If that capacity limit resulted in an outage, well, tough luck.
AWS is pretty good about documenting the limits of their systems, SLAs, how to configure them, etc. They don't just say you should wave a magic wand -- and even if they did say that, professional software engineers know better.
"a hosting provider that allows allocation of resources via API" is exactly what AWS is. Your infrastructure experts come into the picture because they need to know which resources to request, how to estimate the scale they need, and how to configure them properly. They should also be doing performance testing to see if the claimed performance really holds up.
Clearly there are limits even with the largest cloud providers. You'll have to engage a bit of critical thought in to whether you're going to get near those limits and what that might mean for your product. Obviously that's easier said than done, but you could argue that the cloud providers are still giving you reasonable value if you can pass the buck on a given issue for x years.
>Our own serving systems scale quickly to meet these kinds of peaks in demand (and have always done so successfully after the holidays in previous years). However, our TGWs did not scale fast enough. During the incident, AWS engineers were alerted to our packet drops by their own internal monitoring, and increased our TGW capacity manually. By 10:40am PST that change had rolled out across all Availability Zones and our network returned to normal, as did our error rates and latency.
Yes.
But a sales pitch is the most positive framing of the product possible. I wouldn't rely on the sales pitch when making the decision about how much you should depend on the cloud.
Heh, a while ago I joked that one way to scale is to "make it somebody else's problem", with the proviso that you need to make sure that the someone else can handle the load. And then (due to the context) a commenter balked at the idea that a big player like YouTube would be unable handle the scaling of their core business.
https://news.ycombinator.com/item?id=23170685
(If they're really blaming it on AWS, it really takes guts to do it so publicly, I think.)
The issue was a transit gateway, a core network component. If they weren't in the cloud, this would have been a router, so they "outsourced" it in the same way an on-prem service outsources routing to Cisco. I guess the difference is they might have had better visibility into the Cisco router and known it was overloaded.
VPCs are virtual, but I don't need VPCs, I need the entire network layer virtualized and abstracted. As you suggested,just grouping devices in a single network and saying "let them all talk to each other, let this one talk to that one over this port/IP" should be all I describe. Let AWS figure out CIDR, routing, gateways, etc.

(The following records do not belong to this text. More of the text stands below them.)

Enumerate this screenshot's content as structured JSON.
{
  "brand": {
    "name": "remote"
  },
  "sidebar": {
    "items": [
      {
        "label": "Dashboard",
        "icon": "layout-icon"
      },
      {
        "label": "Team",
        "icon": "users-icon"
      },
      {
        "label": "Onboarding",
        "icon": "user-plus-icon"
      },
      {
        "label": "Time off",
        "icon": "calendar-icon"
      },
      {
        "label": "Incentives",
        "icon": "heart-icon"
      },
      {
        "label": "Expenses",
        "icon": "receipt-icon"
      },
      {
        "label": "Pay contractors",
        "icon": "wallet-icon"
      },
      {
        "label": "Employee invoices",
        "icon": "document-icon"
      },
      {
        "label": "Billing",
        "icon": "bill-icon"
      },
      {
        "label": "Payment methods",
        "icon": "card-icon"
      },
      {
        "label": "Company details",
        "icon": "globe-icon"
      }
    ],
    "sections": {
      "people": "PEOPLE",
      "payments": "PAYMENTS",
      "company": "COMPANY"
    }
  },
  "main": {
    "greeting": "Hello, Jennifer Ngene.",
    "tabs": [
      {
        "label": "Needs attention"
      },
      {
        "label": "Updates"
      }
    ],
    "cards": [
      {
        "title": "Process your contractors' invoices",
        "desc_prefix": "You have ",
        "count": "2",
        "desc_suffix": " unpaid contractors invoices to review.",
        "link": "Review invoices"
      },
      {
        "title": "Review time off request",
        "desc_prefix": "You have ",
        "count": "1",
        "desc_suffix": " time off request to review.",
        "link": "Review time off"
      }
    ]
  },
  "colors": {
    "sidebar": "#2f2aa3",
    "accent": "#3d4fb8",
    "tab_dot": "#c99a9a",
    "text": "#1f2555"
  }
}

Of course, it also creates a ton of overhead and complexity, because you still have to wire all your VPCs together to implement things like monitoring and log aggregation, for example.
As other people have suggested, the better solution (imo) is to have all your traffic be encrypted with mTLS, and enforce your ACLs with certs instead of network accessibility.

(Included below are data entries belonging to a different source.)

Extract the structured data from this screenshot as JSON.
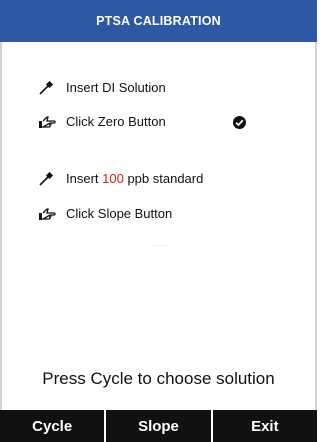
{
  "header": {
    "title": "PTSA CALIBRATION"
  },
  "steps": [
    {
      "icon": "dropper-icon",
      "text": "Insert DI Solution"
    },
    {
      "icon": "pointing-hand-icon",
      "text": "Click Zero Button",
      "done": true
    },
    {
      "icon": "dropper-icon",
      "prefix": "Insert ",
      "value": "100",
      "suffix": " ppb standard"
    },
    {
      "icon": "pointing-hand-icon",
      "text": "Click Slope Button"
    }
  ],
  "status": {
    "icon": "check-circle-icon"
  },
  "prompt": "Press Cycle to choose solution",
  "softkeys": [
    {
      "label": "Cycle"
    },
    {
      "label": "Slope"
    },
    {
      "label": "Exit"
    }
  ],
  "colors": {
    "header_bg": "#2e57a4",
    "accent_value": "#e01a10",
    "softkey_bg": "#111111"
  }
}
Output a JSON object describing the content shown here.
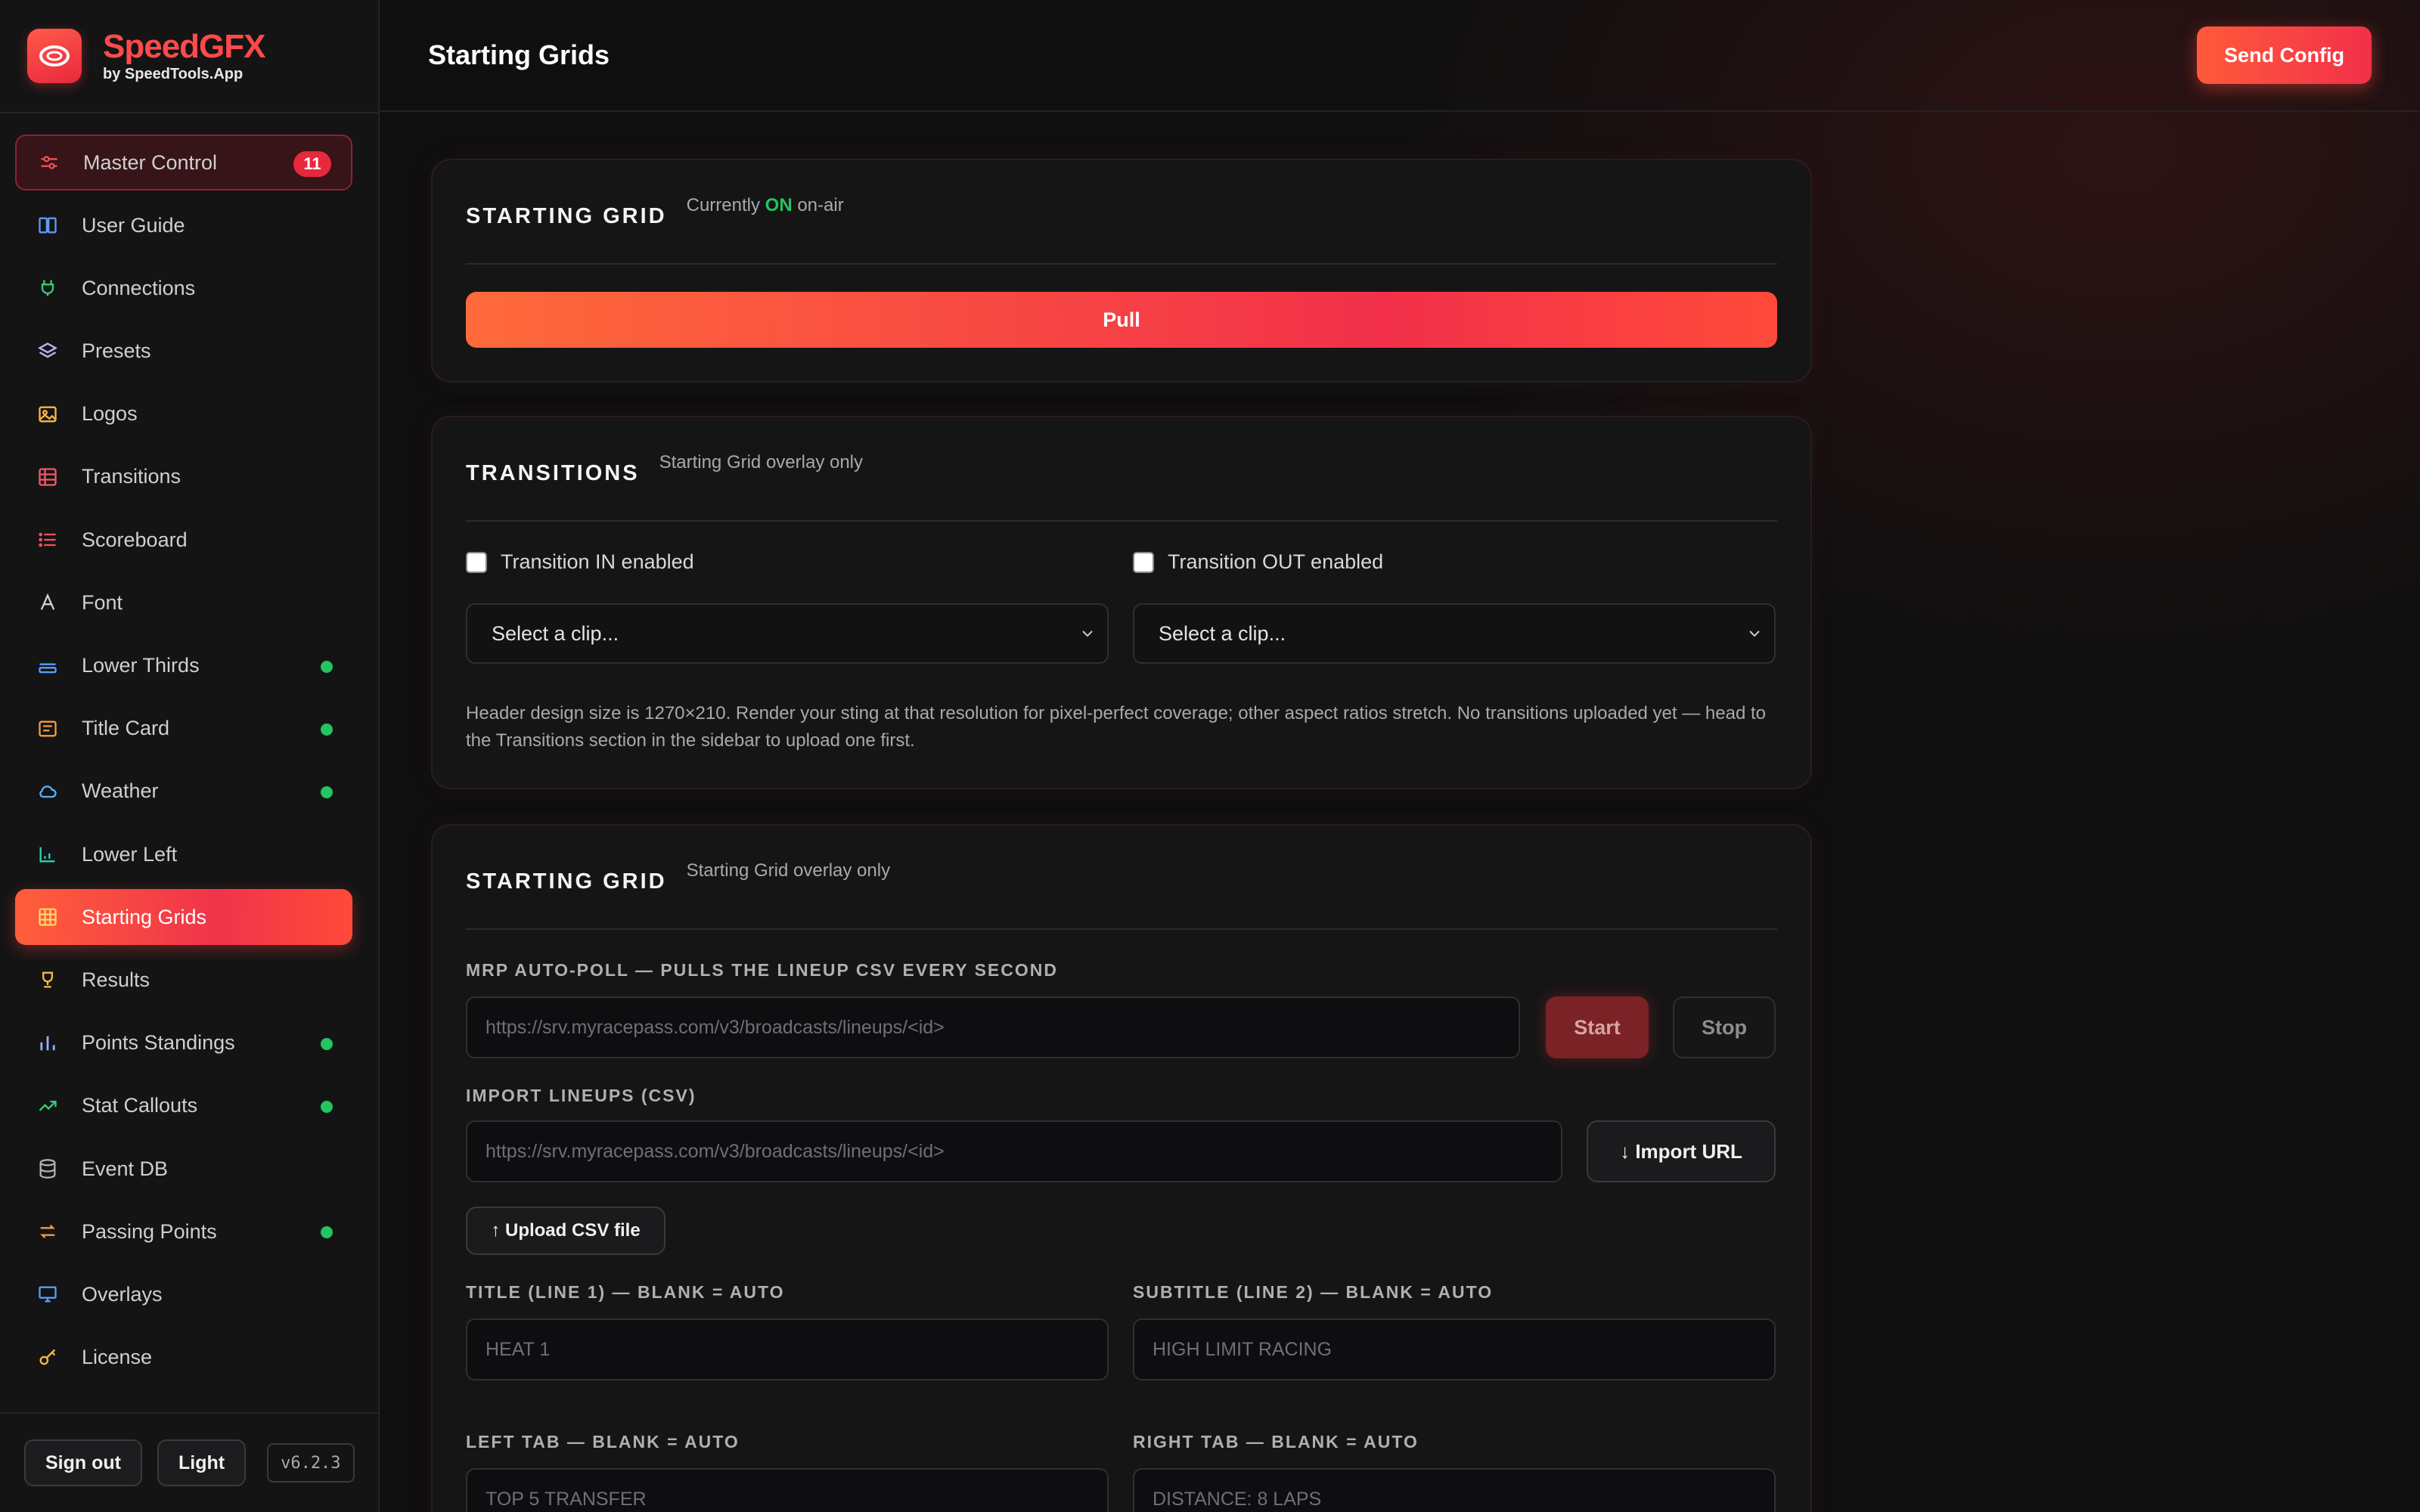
{
  "brand": {
    "name": "SpeedGFX",
    "sub": "by SpeedTools.App"
  },
  "sidebar": {
    "items": [
      {
        "label": "Master Control",
        "icon": "sliders-icon",
        "badge": "11"
      },
      {
        "label": "User Guide",
        "icon": "book-icon"
      },
      {
        "label": "Connections",
        "icon": "plug-icon"
      },
      {
        "label": "Presets",
        "icon": "layers-icon"
      },
      {
        "label": "Logos",
        "icon": "image-icon"
      },
      {
        "label": "Transitions",
        "icon": "film-icon"
      },
      {
        "label": "Scoreboard",
        "icon": "list-icon"
      },
      {
        "label": "Font",
        "icon": "font-icon"
      },
      {
        "label": "Lower Thirds",
        "icon": "lower-thirds-icon",
        "live": true
      },
      {
        "label": "Title Card",
        "icon": "title-card-icon",
        "live": true
      },
      {
        "label": "Weather",
        "icon": "cloud-icon",
        "live": true
      },
      {
        "label": "Lower Left",
        "icon": "corner-chart-icon"
      },
      {
        "label": "Starting Grids",
        "icon": "grid-icon",
        "active": true
      },
      {
        "label": "Results",
        "icon": "trophy-icon"
      },
      {
        "label": "Points Standings",
        "icon": "bar-chart-icon",
        "live": true
      },
      {
        "label": "Stat Callouts",
        "icon": "trending-up-icon",
        "live": true
      },
      {
        "label": "Event DB",
        "icon": "database-icon"
      },
      {
        "label": "Passing Points",
        "icon": "swap-icon",
        "live": true
      },
      {
        "label": "Overlays",
        "icon": "monitor-icon"
      },
      {
        "label": "License",
        "icon": "key-icon"
      }
    ],
    "footer": {
      "signout": "Sign out",
      "theme": "Light",
      "version": "v6.2.3"
    }
  },
  "header": {
    "title": "Starting Grids",
    "send_config": "Send Config"
  },
  "card1": {
    "title": "STARTING GRID",
    "status_prefix": "Currently",
    "status_value": "ON",
    "status_suffix": "on-air",
    "pull": "Pull"
  },
  "card2": {
    "title": "TRANSITIONS",
    "sub": "Starting Grid overlay only",
    "in_label": "Transition IN enabled",
    "out_label": "Transition OUT enabled",
    "in_select": "Select a clip...",
    "out_select": "Select a clip...",
    "help": "Header design size is 1270×210. Render your sting at that resolution for pixel-perfect coverage; other aspect ratios stretch. No transitions uploaded yet — head to the Transitions section in the sidebar to upload one first."
  },
  "card3": {
    "title": "STARTING GRID",
    "sub": "Starting Grid overlay only",
    "autopoll_label": "MRP AUTO-POLL — PULLS THE LINEUP CSV EVERY SECOND",
    "autopoll_placeholder": "https://srv.myracepass.com/v3/broadcasts/lineups/<id>",
    "start": "Start",
    "stop": "Stop",
    "import_label": "IMPORT LINEUPS (CSV)",
    "import_placeholder": "https://srv.myracepass.com/v3/broadcasts/lineups/<id>",
    "import_url": "↓ Import URL",
    "upload_csv": "↑ Upload CSV file",
    "title_label": "TITLE (LINE 1) — BLANK = AUTO",
    "title_placeholder": "HEAT 1",
    "subtitle_label": "SUBTITLE (LINE 2) — BLANK = AUTO",
    "subtitle_placeholder": "HIGH LIMIT RACING",
    "lefttab_label": "LEFT TAB — BLANK = AUTO",
    "lefttab_placeholder": "TOP 5 TRANSFER",
    "righttab_label": "RIGHT TAB — BLANK = AUTO",
    "righttab_placeholder": "DISTANCE: 8 LAPS"
  },
  "colors": {
    "accent": "#f2304a",
    "live": "#22c55e"
  }
}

However, if you are relying on defense in depth for security, then having them be network separate helps prevent internal DDoS attacks, whether malicious or not.

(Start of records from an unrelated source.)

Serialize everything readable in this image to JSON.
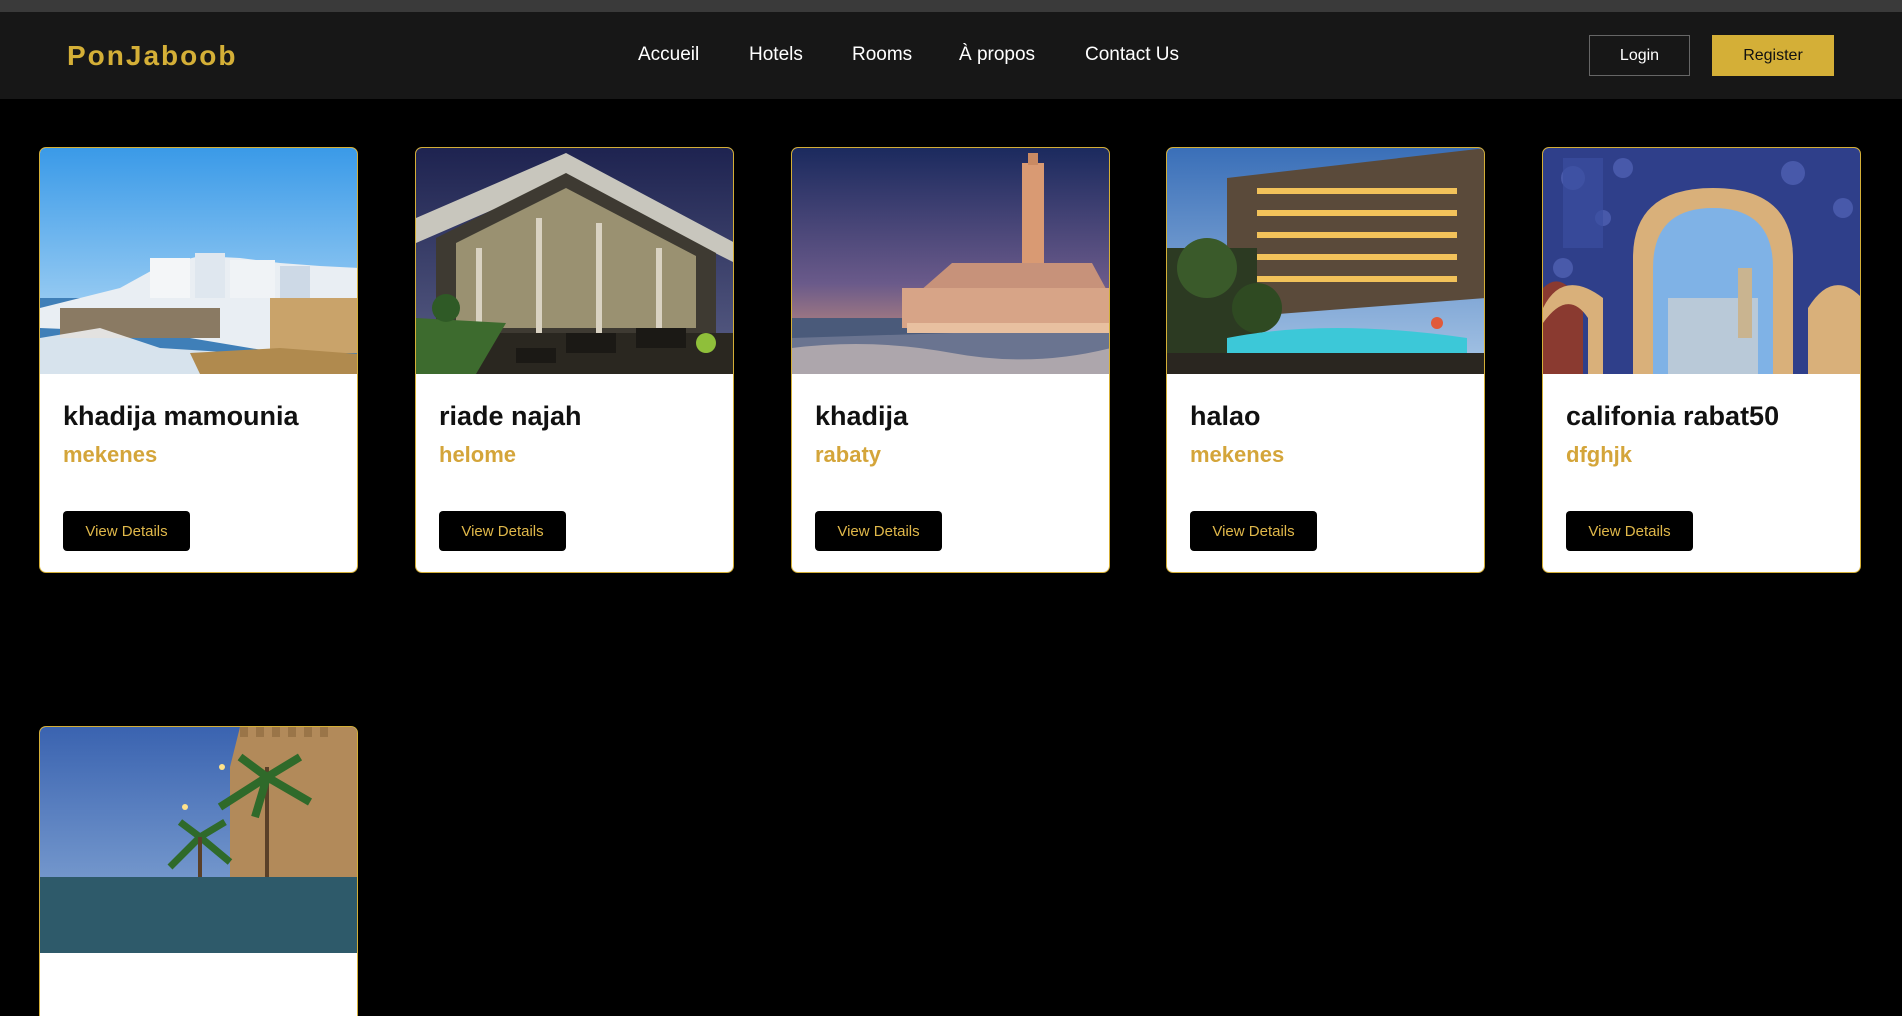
{
  "brand": {
    "logo": "PonJaboob",
    "accent": "#d4af37"
  },
  "nav": {
    "links": [
      "Accueil",
      "Hotels",
      "Rooms",
      "À propos",
      "Contact Us"
    ],
    "login": "Login",
    "register": "Register"
  },
  "hotels": [
    {
      "name": "khadija mamounia",
      "city": "mekenes",
      "button": "View Details",
      "image": "coastal-town-photo"
    },
    {
      "name": "riade najah",
      "city": "helome",
      "button": "View Details",
      "image": "pavilion-terrace-photo"
    },
    {
      "name": "khadija",
      "city": "rabaty",
      "button": "View Details",
      "image": "mosque-sunset-photo"
    },
    {
      "name": "halao",
      "city": "mekenes",
      "button": "View Details",
      "image": "resort-pool-photo"
    },
    {
      "name": "califonia rabat50",
      "city": "dfghjk",
      "button": "View Details",
      "image": "moroccan-gate-photo"
    },
    {
      "name": "",
      "city": "",
      "button": "",
      "image": "palm-kasbah-photo"
    }
  ]
}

Enforcing security across the entire network layer has many positives. But I don't want to be messing with the lower levels, and those lower levels all have the same security models and solutions as one another, at least if you view them at a high level.
VPCs have value as a security and availability solution, I just don't want to have to configure it to get what could be an automatic benefit.
https://www.techradar.com/in/news/amazon-has-hoarded-billion...
It's similar to Black Friday spikes Amazon handles themselves.